A recent Harris Poll survey indicates that 96 percent of U.S. citizens feel the federal government and law enforcement agencies should be able to use video surveillance in an effort to counteract terrorism and help protect U.S. citizens in specific public places. Four out of five adults feel that in extreme cases, such as a terrorist attack, the government should be able to use any available means to protect citizens, and more than half (54 percent) of U.S. adults are even willing to put a portion of the government’s stimulus funds toward setting up video surveillance to help reduce crime.
The results are at odds with current perceptions about the use of video surveillance, by revealing that only a small minority of Americans is concerned about the federal government or law enforcement agencies using surveillance cameras to monitor public places. That Americans don't mind being watched is especially relevant in light of the recently exposed domestic terror plot in Boston, and subsequent FBI intelligence indicating that Al Qaida recruits are reportedly being encouraged to perform acts of terrorism inside the U.S.
However, citizen support of video surveillance rests on the assumption that more cameras will result in more secure environments, but that isn’t the case. Recently, the security staff at the George Washington Bridge in New York City—responsible for monitoring bridge cameras and security kiosks—was photographed sleeping on the job. Thus, camera proliferation alone (The New York Times estimates that London has more than 4.2 million closed-circuit TV cameras) will not solve the problem. Many of these cameras go completely unmonitored because there are simply not enough human eyes available to watch all of the video feeds.
“The widespread adoption of video-camera technology has not made the job of the security officer any easier, nor has it helped obtain actionable intelligence before an intrusion,” said John Frazzini, President of Houston-based Behavioral Recognition Systems, Inc. (BRS Labs), and a former Secret Service agent.
Adds Frazzini, “We have been working with high-level security customers in the U.S. and around the world to put a new approach to work—behavioral analytics. Ten days after the terrorist attacks in Mumbai last Thanksgiving, a major international hotel installed BRS Labs’ software, AISight™ (pronounced eye sight), which was designed to autonomously monitor hundreds of cameras simultaneously, and to provide real-time actionable intelligence. In just a few days the hotel’s security staff was able to improve the safety of the hotel’s perimeter. We are also deployed in several high-security U.S. locations including seaports, power plants, nuclear plants, and global financial institutions.”
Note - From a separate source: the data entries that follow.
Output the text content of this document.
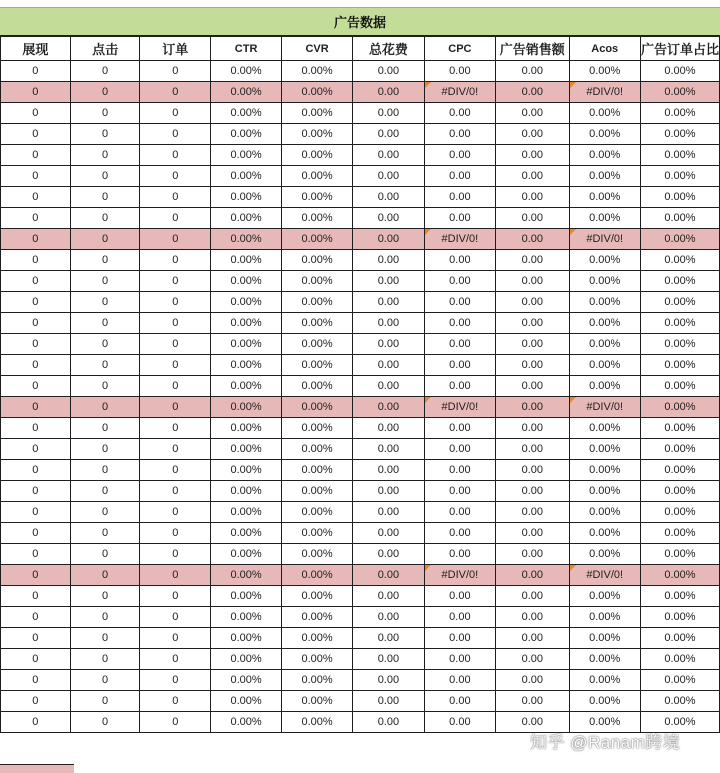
广告数据
展现	点击	订单	CTR	CVR	总花费	CPC	广告销售额	Acos	广告订单占比
0	0	0	0.00%	0.00%	0.00	0.00	0.00	0.00%	0.00%
0	0	0	0.00%	0.00%	0.00	#DIV/0!	0.00	#DIV/0!	0.00%
0	0	0	0.00%	0.00%	0.00	0.00	0.00	0.00%	0.00%
0	0	0	0.00%	0.00%	0.00	0.00	0.00	0.00%	0.00%
0	0	0	0.00%	0.00%	0.00	0.00	0.00	0.00%	0.00%
0	0	0	0.00%	0.00%	0.00	0.00	0.00	0.00%	0.00%
0	0	0	0.00%	0.00%	0.00	0.00	0.00	0.00%	0.00%
0	0	0	0.00%	0.00%	0.00	0.00	0.00	0.00%	0.00%
0	0	0	0.00%	0.00%	0.00	#DIV/0!	0.00	#DIV/0!	0.00%
0	0	0	0.00%	0.00%	0.00	0.00	0.00	0.00%	0.00%
0	0	0	0.00%	0.00%	0.00	0.00	0.00	0.00%	0.00%
0	0	0	0.00%	0.00%	0.00	0.00	0.00	0.00%	0.00%
0	0	0	0.00%	0.00%	0.00	0.00	0.00	0.00%	0.00%
0	0	0	0.00%	0.00%	0.00	0.00	0.00	0.00%	0.00%
0	0	0	0.00%	0.00%	0.00	0.00	0.00	0.00%	0.00%
0	0	0	0.00%	0.00%	0.00	0.00	0.00	0.00%	0.00%
0	0	0	0.00%	0.00%	0.00	#DIV/0!	0.00	#DIV/0!	0.00%
0	0	0	0.00%	0.00%	0.00	0.00	0.00	0.00%	0.00%
0	0	0	0.00%	0.00%	0.00	0.00	0.00	0.00%	0.00%
0	0	0	0.00%	0.00%	0.00	0.00	0.00	0.00%	0.00%
0	0	0	0.00%	0.00%	0.00	0.00	0.00	0.00%	0.00%
0	0	0	0.00%	0.00%	0.00	0.00	0.00	0.00%	0.00%
0	0	0	0.00%	0.00%	0.00	0.00	0.00	0.00%	0.00%
0	0	0	0.00%	0.00%	0.00	0.00	0.00	0.00%	0.00%
0	0	0	0.00%	0.00%	0.00	#DIV/0!	0.00	#DIV/0!	0.00%
0	0	0	0.00%	0.00%	0.00	0.00	0.00	0.00%	0.00%
0	0	0	0.00%	0.00%	0.00	0.00	0.00	0.00%	0.00%
0	0	0	0.00%	0.00%	0.00	0.00	0.00	0.00%	0.00%
0	0	0	0.00%	0.00%	0.00	0.00	0.00	0.00%	0.00%
0	0	0	0.00%	0.00%	0.00	0.00	0.00	0.00%	0.00%
0	0	0	0.00%	0.00%	0.00	0.00	0.00	0.00%	0.00%
0	0	0	0.00%	0.00%	0.00	0.00	0.00	0.00%	0.00%
知乎 @Ranam跨境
“Traditional video surveillance approaches have failed because they ignore the fact that every environment is unique,” said Ray Davis, founder of BRS Labs. “These methods also require expensive, labor-intensive programming to define specific objects or activities a system should look for, so unexpected security incidents are missed,” said Davis. “Any new technology approach to video surveillance must deliver the right level of protection and the right level of privacy from small, simple deployments to the most complex security environments without human intervention required.”
AiSight takes visual input from a camera, learns what activities and behaviors are typical, and generates real-time alerts when it identifies activities that are not normal. It is a reasoning-based surveillance technology that functions in a manner similar to the human brain. It takes in external visual input (computer vision), while its machine learning engine observes the scene, learns and recognizes behavioral patterns and responds accordingly. Surveillance is 24/7, and since the software learns the scene, the false positives are greatly reduced.